Tartine Bread is similar to A16, featured on the First Day of Christmas, in that it explores the culture and tradition behind its recipes. More than a recipe book, it provides the story of chef Robertson’s personal quest for “bread with an old soul”. He reveals his experiences as a young apprentice, both in the United States and in the small towns of France, learning the nuances of fermentation and how many seemingly different breads are actually variations on one fundamental recipe.

While the previous posts of the 12 Days of Christmas have included recipes, today’s is a bit of a departure without one. You really do need to read and grasp the entire first chapter of this book to make the recipe (which is really just flour, salt, and water).  But don’t let that be a deterrent. It is very satisfying to produce these beautiful loaves at home. Some might think making this bread is an insurmountable challenge, but many of the photos of loaves in the book itself are those made not by Robertson, but by his customers. In this way Robertson creates a testament to his ability to walk his readers though the stages of traditional French bread baking.  

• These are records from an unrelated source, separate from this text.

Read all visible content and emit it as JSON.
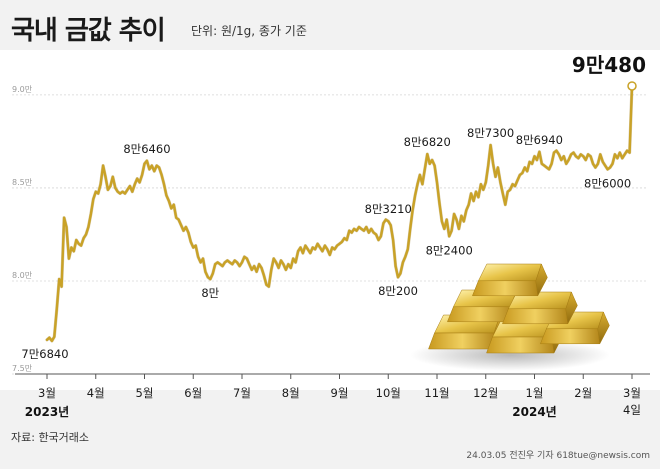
{
  "header": {
    "title": "국내 금값 추이",
    "unit": "단위: 원/1g, 종가 기준"
  },
  "footer": {
    "source": "자료: 한국거래소",
    "credit": "24.03.05 전진우 기자 618tue@newsis.com"
  },
  "chart_data": {
    "type": "line",
    "title": "국내 금값 추이",
    "unit": "원/1g",
    "y_ticks": [
      {
        "value": 75000,
        "label": "7.5만"
      },
      {
        "value": 80000,
        "label": "8.0만"
      },
      {
        "value": 85000,
        "label": "8.5만"
      },
      {
        "value": 90000,
        "label": "9.0만"
      }
    ],
    "ylim": [
      75000,
      91500
    ],
    "x_ticks": [
      {
        "label": "3월",
        "t": 0
      },
      {
        "label": "4월",
        "t": 1
      },
      {
        "label": "5월",
        "t": 2
      },
      {
        "label": "6월",
        "t": 3
      },
      {
        "label": "7월",
        "t": 4
      },
      {
        "label": "8월",
        "t": 5
      },
      {
        "label": "9월",
        "t": 6
      },
      {
        "label": "10월",
        "t": 7
      },
      {
        "label": "11월",
        "t": 8
      },
      {
        "label": "12월",
        "t": 9
      },
      {
        "label": "1월",
        "t": 10
      },
      {
        "label": "2월",
        "t": 11
      },
      {
        "label": "3월",
        "t": 12
      }
    ],
    "year_labels": [
      {
        "label": "2023년",
        "t": 0
      },
      {
        "label": "2024년",
        "t": 10
      }
    ],
    "end_label": "4일",
    "series": [
      {
        "color": "#c9a227",
        "points": [
          [
            0.0,
            76840
          ],
          [
            0.05,
            76950
          ],
          [
            0.1,
            76780
          ],
          [
            0.15,
            77000
          ],
          [
            0.2,
            78500
          ],
          [
            0.25,
            80100
          ],
          [
            0.3,
            79700
          ],
          [
            0.35,
            83400
          ],
          [
            0.4,
            82900
          ],
          [
            0.45,
            81200
          ],
          [
            0.5,
            81800
          ],
          [
            0.55,
            81600
          ],
          [
            0.6,
            82200
          ],
          [
            0.65,
            82000
          ],
          [
            0.7,
            81900
          ],
          [
            0.75,
            82300
          ],
          [
            0.8,
            82500
          ],
          [
            0.85,
            82900
          ],
          [
            0.9,
            83600
          ],
          [
            0.95,
            84400
          ],
          [
            1.0,
            84800
          ],
          [
            1.05,
            84700
          ],
          [
            1.1,
            85200
          ],
          [
            1.15,
            86200
          ],
          [
            1.2,
            85600
          ],
          [
            1.25,
            84900
          ],
          [
            1.3,
            85100
          ],
          [
            1.35,
            85600
          ],
          [
            1.4,
            85000
          ],
          [
            1.45,
            84800
          ],
          [
            1.5,
            84700
          ],
          [
            1.55,
            84800
          ],
          [
            1.6,
            84700
          ],
          [
            1.65,
            84900
          ],
          [
            1.7,
            85100
          ],
          [
            1.75,
            84800
          ],
          [
            1.8,
            85200
          ],
          [
            1.85,
            85500
          ],
          [
            1.9,
            85300
          ],
          [
            1.95,
            85700
          ],
          [
            2.0,
            86300
          ],
          [
            2.05,
            86460
          ],
          [
            2.1,
            86000
          ],
          [
            2.15,
            86200
          ],
          [
            2.2,
            85900
          ],
          [
            2.25,
            86200
          ],
          [
            2.3,
            86100
          ],
          [
            2.35,
            85700
          ],
          [
            2.4,
            85200
          ],
          [
            2.45,
            84600
          ],
          [
            2.5,
            84300
          ],
          [
            2.55,
            83900
          ],
          [
            2.6,
            84100
          ],
          [
            2.65,
            83400
          ],
          [
            2.7,
            83300
          ],
          [
            2.75,
            83000
          ],
          [
            2.8,
            82700
          ],
          [
            2.85,
            82900
          ],
          [
            2.9,
            82600
          ],
          [
            2.95,
            82100
          ],
          [
            3.0,
            81800
          ],
          [
            3.05,
            81900
          ],
          [
            3.1,
            81300
          ],
          [
            3.15,
            81000
          ],
          [
            3.2,
            81200
          ],
          [
            3.25,
            80500
          ],
          [
            3.3,
            80200
          ],
          [
            3.35,
            80100
          ],
          [
            3.4,
            80400
          ],
          [
            3.45,
            80900
          ],
          [
            3.5,
            81000
          ],
          [
            3.55,
            80900
          ],
          [
            3.6,
            80800
          ],
          [
            3.65,
            81000
          ],
          [
            3.7,
            81100
          ],
          [
            3.75,
            81000
          ],
          [
            3.8,
            80900
          ],
          [
            3.85,
            81100
          ],
          [
            3.9,
            81000
          ],
          [
            3.95,
            80800
          ],
          [
            4.0,
            81000
          ],
          [
            4.05,
            81300
          ],
          [
            4.1,
            81200
          ],
          [
            4.15,
            80900
          ],
          [
            4.2,
            80600
          ],
          [
            4.25,
            80800
          ],
          [
            4.3,
            80500
          ],
          [
            4.35,
            80900
          ],
          [
            4.4,
            80700
          ],
          [
            4.45,
            80300
          ],
          [
            4.5,
            79800
          ],
          [
            4.55,
            79700
          ],
          [
            4.6,
            80600
          ],
          [
            4.65,
            81200
          ],
          [
            4.7,
            81000
          ],
          [
            4.75,
            80700
          ],
          [
            4.8,
            81100
          ],
          [
            4.85,
            80900
          ],
          [
            4.9,
            80600
          ],
          [
            4.95,
            80900
          ],
          [
            5.0,
            80700
          ],
          [
            5.05,
            81200
          ],
          [
            5.1,
            81000
          ],
          [
            5.15,
            81600
          ],
          [
            5.2,
            81800
          ],
          [
            5.25,
            81500
          ],
          [
            5.3,
            81900
          ],
          [
            5.35,
            81700
          ],
          [
            5.4,
            81500
          ],
          [
            5.45,
            81800
          ],
          [
            5.5,
            81700
          ],
          [
            5.55,
            82000
          ],
          [
            5.6,
            81800
          ],
          [
            5.65,
            81600
          ],
          [
            5.7,
            81900
          ],
          [
            5.75,
            81700
          ],
          [
            5.8,
            81400
          ],
          [
            5.85,
            81800
          ],
          [
            5.9,
            81700
          ],
          [
            5.95,
            81900
          ],
          [
            6.0,
            82000
          ],
          [
            6.05,
            82100
          ],
          [
            6.1,
            82300
          ],
          [
            6.15,
            82200
          ],
          [
            6.2,
            82700
          ],
          [
            6.25,
            82600
          ],
          [
            6.3,
            82800
          ],
          [
            6.35,
            82700
          ],
          [
            6.4,
            82900
          ],
          [
            6.45,
            82800
          ],
          [
            6.5,
            82700
          ],
          [
            6.55,
            82900
          ],
          [
            6.6,
            82600
          ],
          [
            6.65,
            82800
          ],
          [
            6.7,
            82600
          ],
          [
            6.75,
            82500
          ],
          [
            6.8,
            82200
          ],
          [
            6.85,
            82400
          ],
          [
            6.9,
            83100
          ],
          [
            6.95,
            83300
          ],
          [
            7.0,
            83210
          ],
          [
            7.05,
            83000
          ],
          [
            7.1,
            82200
          ],
          [
            7.15,
            80800
          ],
          [
            7.2,
            80200
          ],
          [
            7.25,
            80400
          ],
          [
            7.3,
            81000
          ],
          [
            7.35,
            81300
          ],
          [
            7.4,
            81700
          ],
          [
            7.45,
            82800
          ],
          [
            7.5,
            83800
          ],
          [
            7.55,
            84600
          ],
          [
            7.6,
            85200
          ],
          [
            7.65,
            85700
          ],
          [
            7.7,
            85200
          ],
          [
            7.75,
            86000
          ],
          [
            7.8,
            86820
          ],
          [
            7.85,
            86300
          ],
          [
            7.9,
            86500
          ],
          [
            7.95,
            86200
          ],
          [
            8.0,
            85300
          ],
          [
            8.05,
            84200
          ],
          [
            8.1,
            83200
          ],
          [
            8.15,
            82800
          ],
          [
            8.2,
            83300
          ],
          [
            8.25,
            82400
          ],
          [
            8.3,
            82700
          ],
          [
            8.35,
            83600
          ],
          [
            8.4,
            83300
          ],
          [
            8.45,
            82800
          ],
          [
            8.5,
            83500
          ],
          [
            8.55,
            83200
          ],
          [
            8.6,
            83800
          ],
          [
            8.65,
            84100
          ],
          [
            8.7,
            84700
          ],
          [
            8.75,
            84300
          ],
          [
            8.8,
            84800
          ],
          [
            8.85,
            84500
          ],
          [
            8.9,
            85200
          ],
          [
            8.95,
            84900
          ],
          [
            9.0,
            85300
          ],
          [
            9.05,
            86200
          ],
          [
            9.1,
            87300
          ],
          [
            9.15,
            86300
          ],
          [
            9.2,
            85600
          ],
          [
            9.25,
            86100
          ],
          [
            9.3,
            85300
          ],
          [
            9.35,
            84700
          ],
          [
            9.4,
            84100
          ],
          [
            9.45,
            84800
          ],
          [
            9.5,
            84900
          ],
          [
            9.55,
            85200
          ],
          [
            9.6,
            85100
          ],
          [
            9.65,
            85400
          ],
          [
            9.7,
            85700
          ],
          [
            9.75,
            85800
          ],
          [
            9.8,
            86100
          ],
          [
            9.85,
            85900
          ],
          [
            9.9,
            86400
          ],
          [
            9.95,
            86300
          ],
          [
            10.0,
            86700
          ],
          [
            10.05,
            86500
          ],
          [
            10.1,
            86940
          ],
          [
            10.15,
            86300
          ],
          [
            10.2,
            86200
          ],
          [
            10.25,
            86100
          ],
          [
            10.3,
            86000
          ],
          [
            10.35,
            86300
          ],
          [
            10.4,
            86900
          ],
          [
            10.45,
            87000
          ],
          [
            10.5,
            86800
          ],
          [
            10.55,
            86500
          ],
          [
            10.6,
            86700
          ],
          [
            10.65,
            86300
          ],
          [
            10.7,
            86500
          ],
          [
            10.75,
            86800
          ],
          [
            10.8,
            86900
          ],
          [
            10.85,
            86700
          ],
          [
            10.9,
            86600
          ],
          [
            10.95,
            86800
          ],
          [
            11.0,
            86700
          ],
          [
            11.05,
            86500
          ],
          [
            11.1,
            86800
          ],
          [
            11.15,
            86700
          ],
          [
            11.2,
            86300
          ],
          [
            11.25,
            86100
          ],
          [
            11.3,
            86300
          ],
          [
            11.35,
            86800
          ],
          [
            11.4,
            86400
          ],
          [
            11.45,
            86200
          ],
          [
            11.5,
            86000
          ],
          [
            11.55,
            86100
          ],
          [
            11.6,
            86300
          ],
          [
            11.65,
            86800
          ],
          [
            11.7,
            86600
          ],
          [
            11.75,
            86900
          ],
          [
            11.8,
            86600
          ],
          [
            11.85,
            86800
          ],
          [
            11.9,
            87000
          ],
          [
            11.95,
            86900
          ],
          [
            12.0,
            90480
          ]
        ]
      }
    ],
    "annotations": [
      {
        "text": "7만6840",
        "t": 0.0,
        "value": 76840,
        "pos": "below"
      },
      {
        "text": "8만6460",
        "t": 2.05,
        "value": 86460,
        "pos": "above"
      },
      {
        "text": "8만",
        "t": 3.35,
        "value": 80100,
        "pos": "below"
      },
      {
        "text": "8만3210",
        "t": 7.0,
        "value": 83210,
        "pos": "above"
      },
      {
        "text": "8만200",
        "t": 7.2,
        "value": 80200,
        "pos": "below"
      },
      {
        "text": "8만6820",
        "t": 7.8,
        "value": 86820,
        "pos": "above"
      },
      {
        "text": "8만2400",
        "t": 8.25,
        "value": 82400,
        "pos": "below"
      },
      {
        "text": "8만7300",
        "t": 9.1,
        "value": 87300,
        "pos": "above"
      },
      {
        "text": "8만6940",
        "t": 10.1,
        "value": 86940,
        "pos": "above"
      },
      {
        "text": "8만6000",
        "t": 11.5,
        "value": 86000,
        "pos": "below"
      },
      {
        "text": "9만480",
        "t": 12.0,
        "value": 90480,
        "pos": "above",
        "big": true
      }
    ],
    "grid": true
  },
  "icons": [
    "gold-bars-icon"
  ]
}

I highly recommend this book for anyone who enjoys the science behind baking and doesn’t mind a lazy day at home, tending to the bread every couple of hours (it’s actually a good excuse for a lazy Sunday). Once you master the Basic Country Loaf you can build upon it to make leavened croissants and waffles, proper English muffins; as well as a myriad of dishes featuring the bread.

Here’s to good times breaking bread with loved ones over the holidays.

Cheers everyone.

Note: In lieu of a recipe today I have included a few extra photos documenting the bread making process, from making the leaven and precisely measuring the ingredients; to folding and shaping the dough.